Coincidentally, Hena noticed Salib was ‘choking’ on his saliva more frequently with the higher dose (1.5 x 25 mg = 37.5mg) of tetrabenazine. The ‘choking’ was still present taking 25 mg tetrabenazine, though severity had reduced.

Hena explained the contrasting opinions between the neurologist and the rehabilitation consultant about the suitability of tetrabenazine. She also did not notice any difference with the dystonia from the tetrabenazine. I suggested a review of the prescribing neurologist’s dose of tetrabenazine. Choking and dysphagia are documented adverse effects of tetrabenazine.4 Cessation or dose reduction was recommended to determine whether dysphagia and choking were adverse effects or disease progression.

At my follow-up 1 month later, reduction of tetrabenazine had been initiated, and Salib was taking 0.25 x 25 mg tablet (6.25 mg) daily. Hena had not observed any difference (worsening or improvement) in symptoms since the dose reduction and would like it to cease eventually. She was advised to not make any further dose reductions without discussing this with the prescribing doctor so that close monitoring could be conducted during the dose changes.

With no worsening of symptoms since the dose reduction, further reduction of the tetrabenazine dose with a view to eventually ceasing the medicine could be considered.

Gradual withdrawal of tetrabenazine over several weeks is recommended to prevent rebound dystonia.

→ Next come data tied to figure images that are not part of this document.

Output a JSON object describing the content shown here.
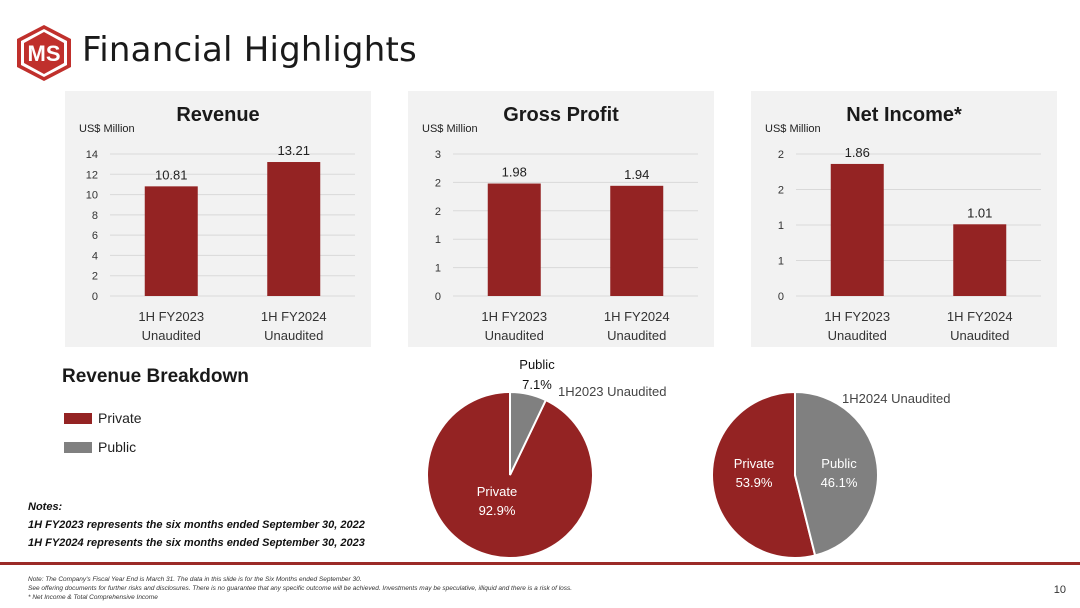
{
  "header": {
    "logo_text": "MS",
    "title": "Financial Highlights"
  },
  "colors": {
    "brand_red": "#9b2a28",
    "bar_red": "#942323",
    "public_gray": "#808080",
    "panel_bg": "#f2f2f2",
    "grid": "#d9d9d9"
  },
  "chart_data": [
    {
      "type": "bar",
      "title": "Revenue",
      "unit_label": "US$ Million",
      "categories": [
        [
          "1H FY2023",
          "Unaudited"
        ],
        [
          "1H FY2024",
          "Unaudited"
        ]
      ],
      "values": [
        10.81,
        13.21
      ],
      "data_labels": [
        "10.81",
        "13.21"
      ],
      "yticks": [
        "0",
        "2",
        "4",
        "6",
        "8",
        "10",
        "12",
        "14"
      ],
      "ylim": [
        0,
        14
      ],
      "grid": true
    },
    {
      "type": "bar",
      "title": "Gross Profit",
      "unit_label": "US$ Million",
      "categories": [
        [
          "1H FY2023",
          "Unaudited"
        ],
        [
          "1H FY2024",
          "Unaudited"
        ]
      ],
      "values": [
        1.98,
        1.94
      ],
      "data_labels": [
        "1.98",
        "1.94"
      ],
      "yticks": [
        "0",
        "1",
        "1",
        "2",
        "2",
        "3"
      ],
      "ylim": [
        0,
        2.5
      ],
      "grid": true
    },
    {
      "type": "bar",
      "title": "Net Income*",
      "unit_label": "US$ Million",
      "categories": [
        [
          "1H FY2023",
          "Unaudited"
        ],
        [
          "1H FY2024",
          "Unaudited"
        ]
      ],
      "values": [
        1.86,
        1.01
      ],
      "data_labels": [
        "1.86",
        "1.01"
      ],
      "yticks": [
        "0",
        "1",
        "1",
        "2",
        "2"
      ],
      "ylim": [
        0,
        2.0
      ],
      "grid": true
    },
    {
      "type": "pie",
      "title": "1H2023 Unaudited",
      "slices": [
        {
          "name": "Private",
          "value": 92.9,
          "label": "92.9%"
        },
        {
          "name": "Public",
          "value": 7.1,
          "label": "7.1%"
        }
      ]
    },
    {
      "type": "pie",
      "title": "1H2024 Unaudited",
      "slices": [
        {
          "name": "Private",
          "value": 53.9,
          "label": "53.9%"
        },
        {
          "name": "Public",
          "value": 46.1,
          "label": "46.1%"
        }
      ]
    }
  ],
  "breakdown": {
    "title": "Revenue Breakdown",
    "legend": [
      {
        "label": "Private",
        "color": "#942323"
      },
      {
        "label": "Public",
        "color": "#808080"
      }
    ]
  },
  "notes": {
    "heading": "Notes:",
    "line1": "1H FY2023 represents the six months ended September 30, 2022",
    "line2": "1H FY2024 represents the six months ended September 30, 2023"
  },
  "footer": {
    "line1": "Note: The Company's Fiscal Year End is March 31. The data in this slide is for the Six Months ended September 30.",
    "line2": "See offering documents for further risks and disclosures. There is no guarantee that any specific outcome will be achieved. Investments may be speculative, illiquid and there is a risk of loss.",
    "line3": "* Net Income & Total Comprehensive Income",
    "page_number": "10"
  }
}
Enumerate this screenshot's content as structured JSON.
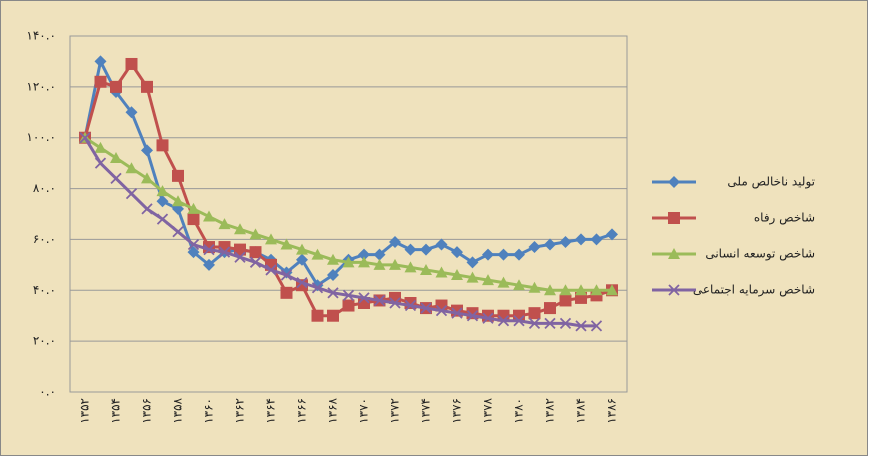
{
  "chart_data": {
    "type": "line",
    "categories": [
      "۱۳۵۲",
      null,
      "۱۳۵۴",
      null,
      "۱۳۵۶",
      null,
      "۱۳۵۸",
      null,
      "۱۳۶۰",
      null,
      "۱۳۶۲",
      null,
      "۱۳۶۴",
      null,
      "۱۳۶۶",
      null,
      "۱۳۶۸",
      null,
      "۱۳۷۰",
      null,
      "۱۳۷۲",
      null,
      "۱۳۷۴",
      null,
      "۱۳۷۶",
      null,
      "۱۳۷۸",
      null,
      "۱۳۸۰",
      null,
      "۱۳۸۲",
      null,
      "۱۳۸۴",
      null,
      "۱۳۸۶"
    ],
    "series": [
      {
        "name": "تولید ناخالص ملی",
        "color": "#4f81bd",
        "marker": "diamond",
        "values": [
          100,
          130,
          118,
          110,
          95,
          75,
          72,
          55,
          50,
          55,
          56,
          55,
          52,
          47,
          52,
          42,
          46,
          52,
          54,
          54,
          59,
          56,
          56,
          58,
          55,
          51,
          54,
          54,
          54,
          57,
          58,
          59,
          60,
          60,
          62
        ]
      },
      {
        "name": "شاخص رفاه",
        "color": "#c0504d",
        "marker": "square",
        "values": [
          100,
          122,
          120,
          129,
          120,
          97,
          85,
          68,
          57,
          57,
          56,
          55,
          50,
          39,
          42,
          30,
          30,
          34,
          35,
          36,
          37,
          35,
          33,
          34,
          32,
          31,
          30,
          30,
          30,
          31,
          33,
          36,
          37,
          38,
          40
        ]
      },
      {
        "name": "شاخص توسعه انسانی",
        "color": "#9bbb59",
        "marker": "triangle",
        "values": [
          100,
          96,
          92,
          88,
          84,
          79,
          75,
          72,
          69,
          66,
          64,
          62,
          60,
          58,
          56,
          54,
          52,
          51,
          51,
          50,
          50,
          49,
          48,
          47,
          46,
          45,
          44,
          43,
          42,
          41,
          40,
          40,
          40,
          40,
          40
        ]
      },
      {
        "name": "شاخص سرمایه اجتماعی",
        "color": "#8064a2",
        "marker": "x",
        "values": [
          100,
          90,
          84,
          78,
          72,
          68,
          63,
          58,
          56,
          55,
          53,
          51,
          48,
          46,
          43,
          41,
          39,
          38,
          37,
          36,
          35,
          34,
          33,
          32,
          31,
          30,
          29,
          28,
          28,
          27,
          27,
          27,
          26,
          26,
          null
        ]
      }
    ],
    "ylim": [
      0,
      140
    ],
    "yticks": [
      {
        "value": 0,
        "label": "۰.۰"
      },
      {
        "value": 20,
        "label": "۲۰.۰"
      },
      {
        "value": 40,
        "label": "۴۰.۰"
      },
      {
        "value": 60,
        "label": "۶۰.۰"
      },
      {
        "value": 80,
        "label": "۸۰.۰"
      },
      {
        "value": 100,
        "label": "۱۰۰.۰"
      },
      {
        "value": 120,
        "label": "۱۲۰.۰"
      },
      {
        "value": 140,
        "label": "۱۴۰.۰"
      }
    ],
    "grid": true
  }
}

This would also reduce sedative load and anticholinergic burden of Salib’s medications, which would reduce the risk of oversedation and respiratory depression.

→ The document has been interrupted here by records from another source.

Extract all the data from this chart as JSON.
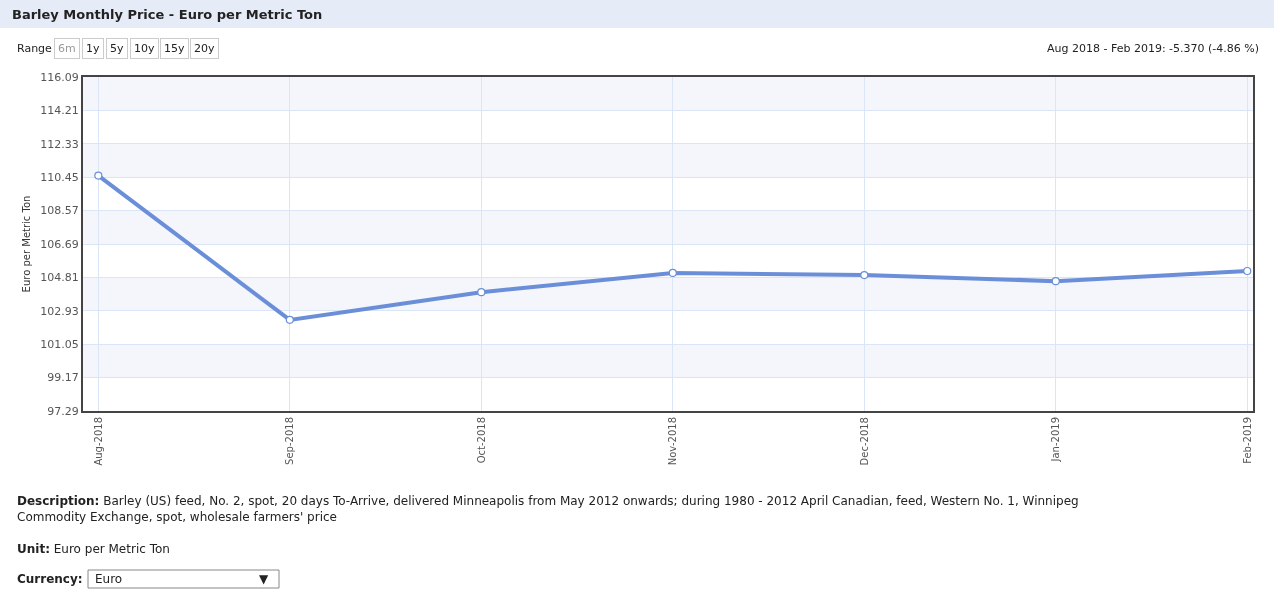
{
  "chart_data": {
    "type": "line",
    "title": "Barley Monthly Price - Euro per Metric Ton",
    "ylabel": "Euro per Metric Ton",
    "categories": [
      "Aug-2018",
      "Sep-2018",
      "Oct-2018",
      "Nov-2018",
      "Dec-2018",
      "Jan-2019",
      "Feb-2019"
    ],
    "series": [
      {
        "color": "#6a8fd8",
        "values": [
          110.54,
          102.42,
          103.98,
          105.06,
          104.94,
          104.6,
          105.17
        ]
      }
    ],
    "ylim": [
      97.29,
      116.09
    ],
    "yticks": [
      97.29,
      99.17,
      101.05,
      102.93,
      104.81,
      106.69,
      108.57,
      110.45,
      112.33,
      114.21,
      116.09
    ],
    "bands": [
      {
        "axis": "y",
        "from": 114.21,
        "to": 116.09,
        "color": "#f4f6fb"
      },
      {
        "axis": "y",
        "from": 110.45,
        "to": 112.33,
        "color": "#f4f6fb"
      },
      {
        "axis": "y",
        "from": 106.69,
        "to": 108.57,
        "color": "#f4f6fb"
      },
      {
        "axis": "y",
        "from": 102.93,
        "to": 104.81,
        "color": "#f4f6fb"
      },
      {
        "axis": "y",
        "from": 99.17,
        "to": 101.05,
        "color": "#f4f6fb"
      }
    ],
    "grid": true,
    "marker": "circle",
    "line_style": "solid",
    "annotations": [
      "Range",
      "6m",
      "1y",
      "5y",
      "10y",
      "15y",
      "20y",
      "Aug 2018 - Feb 2019: -5.370 (-4.86 %)",
      "Description: Barley (US) feed, No. 2, spot, 20 days To-Arrive, delivered Minneapolis from May 2012 onwards; during 1980 - 2012 April Canadian, feed, Western No. 1, Winnipeg Commodity Exchange, spot, wholesale farmers' price",
      "Unit: Euro per Metric Ton",
      "Currency:",
      "Euro",
      "▼"
    ]
  }
}
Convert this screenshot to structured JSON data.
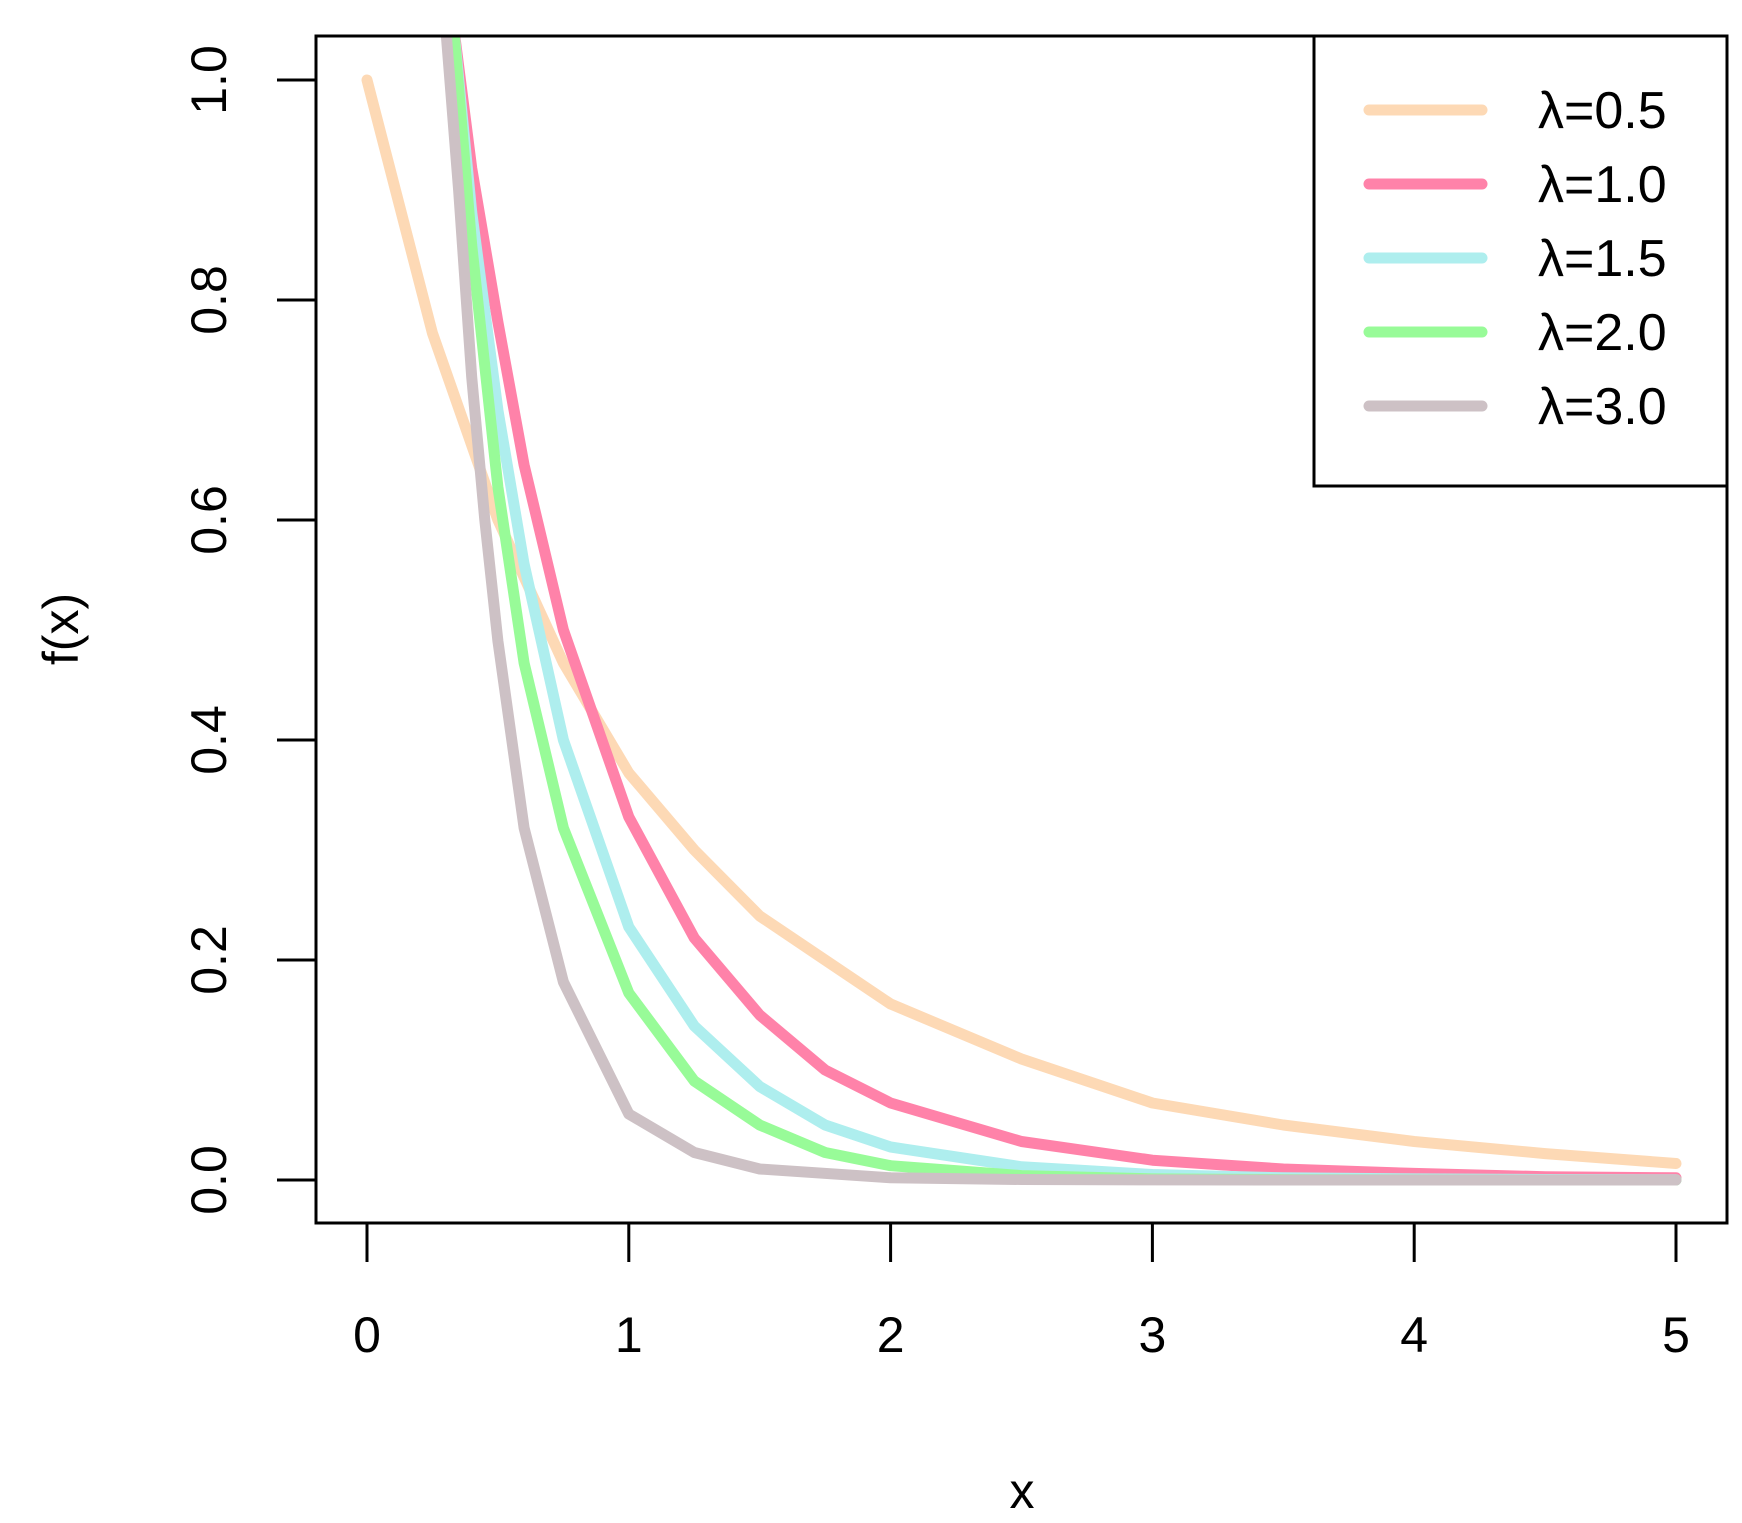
{
  "chart_data": {
    "type": "line",
    "title": "",
    "xlabel": "x",
    "ylabel": "f(x)",
    "xlim": [
      0,
      5
    ],
    "ylim": [
      0,
      1
    ],
    "x_ticks": [
      "0",
      "1",
      "2",
      "3",
      "4",
      "5"
    ],
    "y_ticks": [
      "0.0",
      "0.2",
      "0.4",
      "0.6",
      "0.8",
      "1.0"
    ],
    "grid": false,
    "legend_position": "top-right",
    "series": [
      {
        "name": "λ=0.5",
        "color": "#FDD9B5",
        "x": [
          0,
          0.25,
          0.5,
          0.75,
          1,
          1.25,
          1.5,
          1.75,
          2,
          2.5,
          3,
          3.5,
          4,
          4.5,
          5
        ],
        "y": [
          1.0,
          0.77,
          0.6,
          0.47,
          0.37,
          0.3,
          0.24,
          0.2,
          0.16,
          0.11,
          0.07,
          0.05,
          0.035,
          0.024,
          0.015
        ]
      },
      {
        "name": "λ=1.0",
        "color": "#FF82A9",
        "x": [
          0.33,
          0.4,
          0.5,
          0.6,
          0.75,
          1,
          1.25,
          1.5,
          1.75,
          2,
          2.5,
          3,
          3.5,
          4,
          4.5,
          5
        ],
        "y": [
          1.05,
          0.92,
          0.78,
          0.65,
          0.5,
          0.33,
          0.22,
          0.15,
          0.1,
          0.07,
          0.035,
          0.018,
          0.01,
          0.006,
          0.003,
          0.002
        ]
      },
      {
        "name": "λ=1.5",
        "color": "#AEEEEE",
        "x": [
          0.33,
          0.4,
          0.5,
          0.6,
          0.75,
          1,
          1.25,
          1.5,
          1.75,
          2,
          2.5,
          3,
          3.5,
          4,
          4.5,
          5
        ],
        "y": [
          1.05,
          0.88,
          0.7,
          0.56,
          0.4,
          0.23,
          0.14,
          0.085,
          0.05,
          0.03,
          0.012,
          0.005,
          0.002,
          0.001,
          0.0005,
          0.0002
        ]
      },
      {
        "name": "λ=2.0",
        "color": "#98FB98",
        "x": [
          0.33,
          0.4,
          0.5,
          0.6,
          0.75,
          1,
          1.25,
          1.5,
          1.75,
          2,
          2.5,
          3,
          3.5,
          4,
          4.5,
          5
        ],
        "y": [
          1.05,
          0.85,
          0.63,
          0.47,
          0.32,
          0.17,
          0.09,
          0.05,
          0.025,
          0.013,
          0.004,
          0.001,
          0.0004,
          0.0001,
          0,
          0
        ]
      },
      {
        "name": "λ=3.0",
        "color": "#CDC1C5",
        "x": [
          0.3,
          0.35,
          0.4,
          0.45,
          0.5,
          0.6,
          0.75,
          1,
          1.25,
          1.5,
          2,
          2.5,
          3,
          4,
          5
        ],
        "y": [
          1.05,
          0.9,
          0.73,
          0.6,
          0.49,
          0.32,
          0.18,
          0.06,
          0.025,
          0.01,
          0.002,
          0.0005,
          0.0001,
          0,
          0
        ]
      }
    ]
  }
}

  1. Rossi S, ed. Australian medicines handbook. Adelaide: Australian Medicines Handbook; 2020. Rispiridone.
  2. Troller JN, Salomon C, Franklin C. Prescribing psychotropic drugs to adults with an intellectual disability. Aust Prescr 2016;39:126–30.
  3. Australian commission on safety and quality in healthcare. Joint statement on the inappropriate use of psychotropic medicines to manage the behaviours people with disability and older people. 2022 At: https://bit.ly/3yxHup6.
  4. Rossi S, ed. Australian medicines handbook. Adelaide: Australian Medicines Handbook; 2020. Tetrabenazine.